Konuşan: Hilal Turan
Türkiye’de hem modernleşme sürecinde hem de modern paradigmalara direnme noktasında verilen kamusal mücadelenin görünür toplumsal aktörleri hep kadınlar olageldi. “Cumhuriyet kadını” tanımı, Osmanlı kadınını, bir norm olarak konan Batılı kadına benzetmeyi hedeflerken; bu sürece direnen dindar kadınlara ise bu imajın “öteki”si olma rolü verildi. Siz son kitabınızda hikayeleri gizli kalmış, görünürlükten uzak bırakılmış bu öteki kadınların hikayelerine dokunuyorsunuz. Sizi bu hayat hikayelerine talip olmaya sürükleyen neydi?
Savaşların/tarihin er meydanlarından kazanıldığı dönemleri çok geride bıraktık. Savaşın yerini modern dönemde bilgi, post-modern dönemde hayat hikayeleri aldı. Tarihi artık hayat hikayeleri yazıyor. Doktora tezimden bu yana, Tanzimat-Cumhuriyet arasında yaşamış olan dindar kadınların hayat hikayesini bilmediğimizi fark ettim. Ama bugünü yazmasaydık, Cumhuriyet’in dindar kadınlarını da kendileriyle yüz yüze geldiğimiz, bir şekilde sohbetlerine tanık olduğumuz kadınları da bilmiyor olmaya devam edecektik.
Bu çalışmayı iki cilt halinde düşünmüştüm. Bir tarafta okuduğu fakülte ve bölümün ilk başörtülü öğrencisi olmuş hanımları yazacaktım, diğer tarafta ehl-i tarik hanımları. Ehl-i tarik hanımları konuşmaya ikna etmek çok kolay olmadı. Konuşanlar sonradan iptal ettiler. Başını örten ilk kuşağın hayat hikayesini araştırırken onların esasında Hanımlar İlim ve Kültür Derneği etrafında bir muhit oluşturmuş olduklarını fark ettim. Dolayısıyla çalışma bir muhit çalışması olarak şekillendi.

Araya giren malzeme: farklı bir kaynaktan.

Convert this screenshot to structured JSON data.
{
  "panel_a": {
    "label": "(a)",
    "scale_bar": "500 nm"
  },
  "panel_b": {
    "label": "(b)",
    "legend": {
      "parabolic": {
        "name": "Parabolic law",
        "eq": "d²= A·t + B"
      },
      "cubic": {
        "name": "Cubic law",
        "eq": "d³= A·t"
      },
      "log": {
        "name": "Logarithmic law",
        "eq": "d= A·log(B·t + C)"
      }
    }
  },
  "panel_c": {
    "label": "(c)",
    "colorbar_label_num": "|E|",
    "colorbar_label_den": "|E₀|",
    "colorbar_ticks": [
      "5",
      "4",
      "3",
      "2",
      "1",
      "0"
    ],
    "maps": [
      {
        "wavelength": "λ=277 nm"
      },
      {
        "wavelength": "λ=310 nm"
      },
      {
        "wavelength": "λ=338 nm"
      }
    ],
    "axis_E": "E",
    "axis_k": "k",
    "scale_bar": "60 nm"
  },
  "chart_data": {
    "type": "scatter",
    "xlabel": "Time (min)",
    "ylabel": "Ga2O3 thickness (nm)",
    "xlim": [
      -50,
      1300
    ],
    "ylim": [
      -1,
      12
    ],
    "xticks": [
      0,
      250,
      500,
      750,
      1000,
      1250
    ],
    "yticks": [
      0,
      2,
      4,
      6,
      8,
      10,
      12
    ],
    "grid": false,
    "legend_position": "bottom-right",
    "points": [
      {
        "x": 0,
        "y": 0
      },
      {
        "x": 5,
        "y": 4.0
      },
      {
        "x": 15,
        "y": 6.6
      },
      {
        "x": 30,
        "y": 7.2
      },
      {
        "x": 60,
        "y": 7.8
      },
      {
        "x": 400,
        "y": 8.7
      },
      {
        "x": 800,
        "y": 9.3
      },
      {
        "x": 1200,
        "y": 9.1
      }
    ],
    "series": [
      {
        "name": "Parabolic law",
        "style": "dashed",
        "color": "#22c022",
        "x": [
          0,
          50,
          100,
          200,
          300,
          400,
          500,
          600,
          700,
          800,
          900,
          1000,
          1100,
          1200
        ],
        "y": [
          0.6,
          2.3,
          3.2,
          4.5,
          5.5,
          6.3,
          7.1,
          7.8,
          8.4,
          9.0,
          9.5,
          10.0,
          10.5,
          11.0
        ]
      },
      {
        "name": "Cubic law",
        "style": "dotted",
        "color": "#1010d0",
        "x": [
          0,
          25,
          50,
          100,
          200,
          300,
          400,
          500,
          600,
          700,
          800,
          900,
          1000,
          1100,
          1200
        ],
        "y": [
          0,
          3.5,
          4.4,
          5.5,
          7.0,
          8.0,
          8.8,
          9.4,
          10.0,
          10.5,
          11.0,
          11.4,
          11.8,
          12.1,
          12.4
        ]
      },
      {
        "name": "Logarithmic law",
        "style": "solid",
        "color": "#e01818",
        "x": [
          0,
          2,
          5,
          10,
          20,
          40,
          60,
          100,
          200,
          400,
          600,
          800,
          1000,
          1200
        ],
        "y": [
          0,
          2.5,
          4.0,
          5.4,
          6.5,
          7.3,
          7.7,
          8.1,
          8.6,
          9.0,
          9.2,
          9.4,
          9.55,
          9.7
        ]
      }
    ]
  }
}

Görüştüğünüz ilk kuşak isimlerin genel profiline baktığımızda, eğitim, hayır ve hizmet konusunda diğerkâm ve fedakâr vakıf insanları olduğunu görüyoruz. 80 sonrasında ise bilhassa başörtüsü ile ilgili siyasi ve toplumsal taleplerin öne geçtiği bir kuşak oluşuyor. Siz bu dönüşümü nasıl açıklıyorsunuz?
1955 yılında bir tıbbiye öğrencisi iken başını örten Dr. Hümeyra Ökten ile başını Hümeyra Ökten’le karşılaşması sonucu örten Dr. Gülsen Ataseven örneği bize iki ayrı damarı sunacak bir yapı gösteriyor esasında. Dr. Hümeyra Ökten, Celal Hoca namıyla meşhur olan bir âlimin kızı. Onun başını örtmesi akmakta olan suya karışmak gibi kendiliğinden gerçekleşen bir durum. Çocukluğunun ve gençliğinin geçtiği muhit içinde İslam dinini ve ahlakını havadaki oksijen gibi idrak ediyor.
Dr. Gülsen Ataseven örneğinde ise muhite rağmen sürdürülmüş bir öğrenme arzusu var. Çünkü onun çocukluğu, Türkiye’nin çeşitli şehirlerinde ama kapalı bir muhit olan subay ailelerin ikliminde yaşanmış bir çocukluk.
Birbirinden tamamen farklı olan bu iki örnekten bahsetme sebebim şu: Zamanı merkez aldığımızda bile yekpare örnekler ile karşılaşmıyoruz. Ama zamanı merkeze aldığımızda şu tespiti yapmamız mümkün diye düşünüyorum: Dünya savaşlarını yaşamış kuşağın dayanışma ruhu ile -ki buradaki ruhun ana payandası iktisadi dayanışmadır- Cumhuriyet’in Dindar Kadınları’ndaki bütün kahramanlar tasarruf bilinciyle yetişmiş, kendisinden darda olanları düşünen bir kuşaktır.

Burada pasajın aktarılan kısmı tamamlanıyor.